A typical indexing arm is shown and described in the Axminster catalogue, if you have it handy, on page 16.15. 

There is also a pic. shown here:

http://www.axminster.co.uk/category.asp?cat_id=208162

Cheers,

Trev.


----------



## Noel (2 Nov 2005)

Thanks Trev et al. I'll certainly look at the Axminster ones although my first choice is still the OneWay Talon. But we'll see.
I'll let you know how I get on.

Cheers

Noel


----------



## trevtheturner (2 Nov 2005)

Good luck with your choice, Noel.

Trev.


----------



## Cutting Crew (2 Nov 2005)

Noel,

As a professional turner I have many chucks from different makers at my disposal and I'm happy with most of them, a few weeks ago I was sent one of the OneWay Stronghold chucks for a review.

When making the large thin walled vessels I normal work from a 6" faceplate using extra long Spax screws to keep the wet timber in place. As a test for the Stronghold I cut a spigot and mounted a large, out of balance sycamore log, initially between centres for the roughing out but for all of the hollowing work everthing was held just by the spigot. Unbelievably it stayed secure and never moved during the turning. The reason behind this is by not using the screws I can save at least 3" of timber every time I turn a large form.
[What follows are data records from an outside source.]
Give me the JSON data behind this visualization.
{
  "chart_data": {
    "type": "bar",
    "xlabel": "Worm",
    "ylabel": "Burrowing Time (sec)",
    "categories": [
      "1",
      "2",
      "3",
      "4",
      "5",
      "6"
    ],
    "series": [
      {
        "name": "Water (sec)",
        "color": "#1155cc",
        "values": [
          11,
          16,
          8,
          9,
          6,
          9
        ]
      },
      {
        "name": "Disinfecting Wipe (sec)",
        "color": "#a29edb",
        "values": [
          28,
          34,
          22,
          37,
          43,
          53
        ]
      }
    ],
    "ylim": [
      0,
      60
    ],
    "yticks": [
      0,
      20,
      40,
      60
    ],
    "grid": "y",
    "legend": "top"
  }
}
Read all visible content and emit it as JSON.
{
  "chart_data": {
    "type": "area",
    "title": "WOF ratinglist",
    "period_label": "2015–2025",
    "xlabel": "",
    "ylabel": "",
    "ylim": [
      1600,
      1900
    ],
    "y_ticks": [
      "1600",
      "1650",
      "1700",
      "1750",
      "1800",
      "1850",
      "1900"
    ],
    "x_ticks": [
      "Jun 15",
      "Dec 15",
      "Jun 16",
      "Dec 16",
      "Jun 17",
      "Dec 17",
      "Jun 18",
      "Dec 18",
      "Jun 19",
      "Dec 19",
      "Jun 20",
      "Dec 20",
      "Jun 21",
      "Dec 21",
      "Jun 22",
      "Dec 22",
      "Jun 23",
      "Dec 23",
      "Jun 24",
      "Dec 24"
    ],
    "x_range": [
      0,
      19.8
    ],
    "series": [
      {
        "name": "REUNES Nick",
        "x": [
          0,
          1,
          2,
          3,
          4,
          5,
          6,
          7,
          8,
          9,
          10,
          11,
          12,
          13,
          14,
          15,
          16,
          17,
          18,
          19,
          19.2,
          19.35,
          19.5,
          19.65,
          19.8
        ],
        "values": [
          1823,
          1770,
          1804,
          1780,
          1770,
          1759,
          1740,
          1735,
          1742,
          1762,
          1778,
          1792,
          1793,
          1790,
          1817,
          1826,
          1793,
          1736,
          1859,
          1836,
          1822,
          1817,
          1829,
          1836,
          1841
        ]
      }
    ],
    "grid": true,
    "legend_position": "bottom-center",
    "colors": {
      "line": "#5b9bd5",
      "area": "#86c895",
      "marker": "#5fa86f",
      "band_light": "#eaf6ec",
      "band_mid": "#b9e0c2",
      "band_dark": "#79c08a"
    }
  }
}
I have since turned three more large forms this way, all held securely on a small spigot by the Stronghold. I appreciate this is the larger version of the chuck you're looking at and I know all the OneWay stuff is expensive but if the Talon has a fraction of the grip the Stronghold has all I can say is go for it.

Regards....Mike Swain RPT


----------



## Noel (20 Nov 2005)

Well, managed to aquire a Supernova2 chuck. Only had it for a dayor so. Was originally going for a Oneway Talon but the newer version of the Supernova has the improvements that I'm sure the Talon will eventually have in their next updated version. At the the end of the day there's maybe not alot of difference between the various chucks at that price point.
Thanks for all of those that helped me in my quest.

Thanks

Noel


----------